Eine Frau hatte ihrem Sohn eine Vorsorgevollmacht erteilt. Dort war u.a. geregelt:
„soweit gesetzlich zulässig, in allen persönlichen Angelegenheiten, auch soweit sie meine Gesundheit betreffen, sowie in allen Vermögens-, Steuer- und sonstigen Rechtsangelegenheiten in jeder denkbaren Hinsicht zu vertreten und Entscheidungen für mich und an meiner Stelle ohne Einwilligung des Vormundschaftsgerichts zu treffen und diese auszuführen bzw. zu vollziehen.“
Unter „§ 3 Bereich der gesundheitlichen Fürsorge und des Selbstbestimmungsrechts“ heißt es zur Unterbringung:
„Die Vollmacht berechtigt dazu, meinen Aufenthalt zu bestimmen.
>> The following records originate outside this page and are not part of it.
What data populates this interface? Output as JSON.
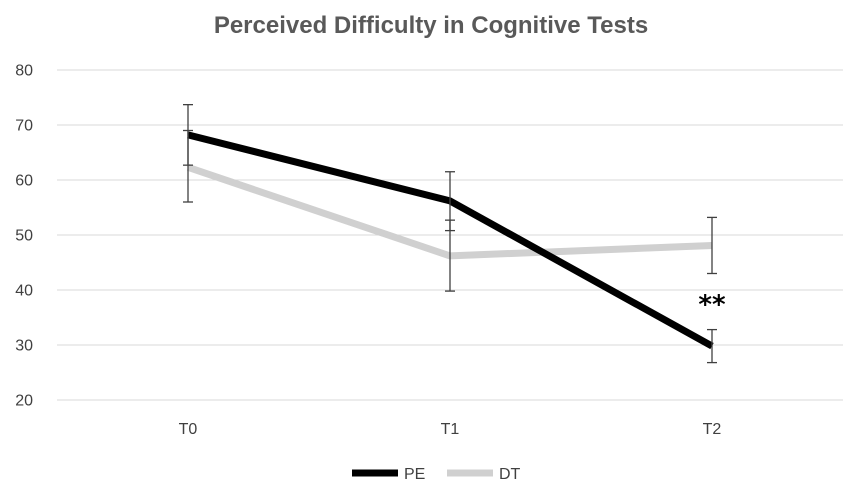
{
  "chart_data": {
    "type": "line",
    "title": "Perceived Difficulty in Cognitive Tests",
    "categories": [
      "T0",
      "T1",
      "T2"
    ],
    "ylim": [
      20,
      80
    ],
    "yticks": [
      20,
      30,
      40,
      50,
      60,
      70,
      80
    ],
    "ytick_labels": [
      "20",
      "30",
      "40",
      "50",
      "60",
      "70",
      "80"
    ],
    "xlabel": "",
    "ylabel": "",
    "grid": true,
    "legend_position": "bottom-center",
    "series": [
      {
        "name": "PE",
        "color": "#000000",
        "values": [
          68.2,
          56.2,
          29.8
        ],
        "err_low": [
          62.7,
          50.8,
          26.8
        ],
        "err_high": [
          73.7,
          61.5,
          32.8
        ]
      },
      {
        "name": "DT",
        "color": "#d0d0d0",
        "values": [
          62.3,
          46.2,
          48.1
        ],
        "err_low": [
          56.0,
          39.8,
          43.0
        ],
        "err_high": [
          69.0,
          52.7,
          53.2
        ]
      }
    ],
    "annotations": [
      {
        "text": "**",
        "category": "T2",
        "value": 37.5
      }
    ]
  }
}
Die Generalvollmacht umfasst auch die Befugnis zu Unterbringungsmaßnahmen im Sinne des § 1906 BGB, insbesondere zu einer Unterbringung, die mit Freiheitsentziehung verbunden ist, zur sonstigen Unterbringung in einer Anstalt, einem Heim oder einer sonstigen Einrichtung sowie zur Vornahme von sonstigen Freiheitsentziehungsmaßnahmen durch mechanische Vorrichtungen, Medikamente o.a. auch über einen längeren Zeitraum.“

Die Frau erreichte die Pflegestufe III. Nachdem sie mehrfach aus einem Stuhl oder ihrem Bett auf den Boden gefallen war und sich dabei Verletzungen zugezogen hatte, willigte der Sohn in Ausübung der Vollmacht ein, Gitter am Bett der Mutter zu befestigen und diese tagsüber mit einem Beckengurt im Rollstuhl zu fixieren.
Das zuständige Amtsgericht hat die Einwilligung des Sohnes in die freiheitsbeschränkenden Maßnahmen genehmigt.
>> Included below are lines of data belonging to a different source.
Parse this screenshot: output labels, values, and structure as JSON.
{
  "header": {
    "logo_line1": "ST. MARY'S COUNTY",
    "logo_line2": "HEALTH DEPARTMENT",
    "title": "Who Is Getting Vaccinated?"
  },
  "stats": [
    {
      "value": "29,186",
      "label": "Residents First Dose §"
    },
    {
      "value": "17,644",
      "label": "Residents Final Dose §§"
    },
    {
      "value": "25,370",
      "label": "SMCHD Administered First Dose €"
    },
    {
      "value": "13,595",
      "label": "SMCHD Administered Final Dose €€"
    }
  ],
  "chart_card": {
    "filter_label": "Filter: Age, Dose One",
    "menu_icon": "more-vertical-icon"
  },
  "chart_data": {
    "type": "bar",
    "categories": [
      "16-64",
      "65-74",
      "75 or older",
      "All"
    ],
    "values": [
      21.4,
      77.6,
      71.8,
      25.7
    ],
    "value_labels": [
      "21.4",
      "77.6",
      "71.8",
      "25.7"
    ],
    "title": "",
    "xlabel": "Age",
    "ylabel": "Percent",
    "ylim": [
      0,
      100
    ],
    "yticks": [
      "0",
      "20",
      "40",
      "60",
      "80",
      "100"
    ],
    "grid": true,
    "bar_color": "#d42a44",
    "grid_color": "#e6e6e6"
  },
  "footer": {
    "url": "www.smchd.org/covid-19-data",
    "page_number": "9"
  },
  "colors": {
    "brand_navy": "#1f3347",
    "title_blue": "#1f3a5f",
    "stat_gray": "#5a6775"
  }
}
Was sich für den Laien zunächst liest, als ob alles „im grünen Bereich“ sei, zeigt ein juristisches Dilemma.
In dem Fall stellte sich die Frage, ob eine Genehmigung durch das Gericht erforderlich war, oder die Bevollmächtigung des Sohnes ausreicht um die (freiheitsbeschränkenden) Maßnahmen zu rechtfertigen.

Das BVerfG hat entschieden, dass eine Bevollmächtigung zu freiheitsbeschränkenden Maßnahmen durch eine Vorsorgevollmacht nicht möglich ist. Solche Maßnahmen unterliegen dem Richtervorbehalt.
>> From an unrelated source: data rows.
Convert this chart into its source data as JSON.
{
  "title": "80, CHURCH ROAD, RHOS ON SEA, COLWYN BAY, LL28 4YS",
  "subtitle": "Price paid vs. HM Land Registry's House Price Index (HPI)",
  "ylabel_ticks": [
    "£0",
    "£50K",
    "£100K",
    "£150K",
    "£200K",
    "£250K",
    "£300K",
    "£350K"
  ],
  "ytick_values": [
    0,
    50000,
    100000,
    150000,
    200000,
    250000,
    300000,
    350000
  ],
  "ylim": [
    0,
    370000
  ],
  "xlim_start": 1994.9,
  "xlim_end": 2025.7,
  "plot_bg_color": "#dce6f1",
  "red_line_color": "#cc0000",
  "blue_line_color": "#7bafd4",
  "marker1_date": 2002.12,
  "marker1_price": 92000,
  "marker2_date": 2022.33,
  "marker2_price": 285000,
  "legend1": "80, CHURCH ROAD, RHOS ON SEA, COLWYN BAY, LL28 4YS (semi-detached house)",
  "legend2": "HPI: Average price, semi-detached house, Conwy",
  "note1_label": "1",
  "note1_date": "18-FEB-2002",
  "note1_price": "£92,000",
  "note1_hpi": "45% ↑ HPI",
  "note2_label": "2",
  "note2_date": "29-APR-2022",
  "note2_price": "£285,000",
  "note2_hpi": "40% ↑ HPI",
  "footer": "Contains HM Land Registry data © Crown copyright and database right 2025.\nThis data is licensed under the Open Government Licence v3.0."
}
Das Verfassungsgericht führt hierzu u.a. aus:
Die gesetzliche Verpflichtung, vor zusätzlichen Freiheitsbeschränkungen trotz Einwilligung der durch Vorsorgevollmacht Bevollmächtigten eine gerichtliche Genehmigung der Einwilligung einholen zu müssen, greife zwar in das Selbstbestimmungsrecht der aus Art. 2 Abs. 1 GG ein. Dieses Recht werde jedoch nicht uneingeschränkt gewährleistet. Daher sei die gesetzliche Regelung in § 1906 Abs. 5 BGB, wonach vor zusätzlichen Freiheitsbeschränkungen eine gerichtliche Genehmigung einzuholen sei, verfassungsgemäß und zu beachten.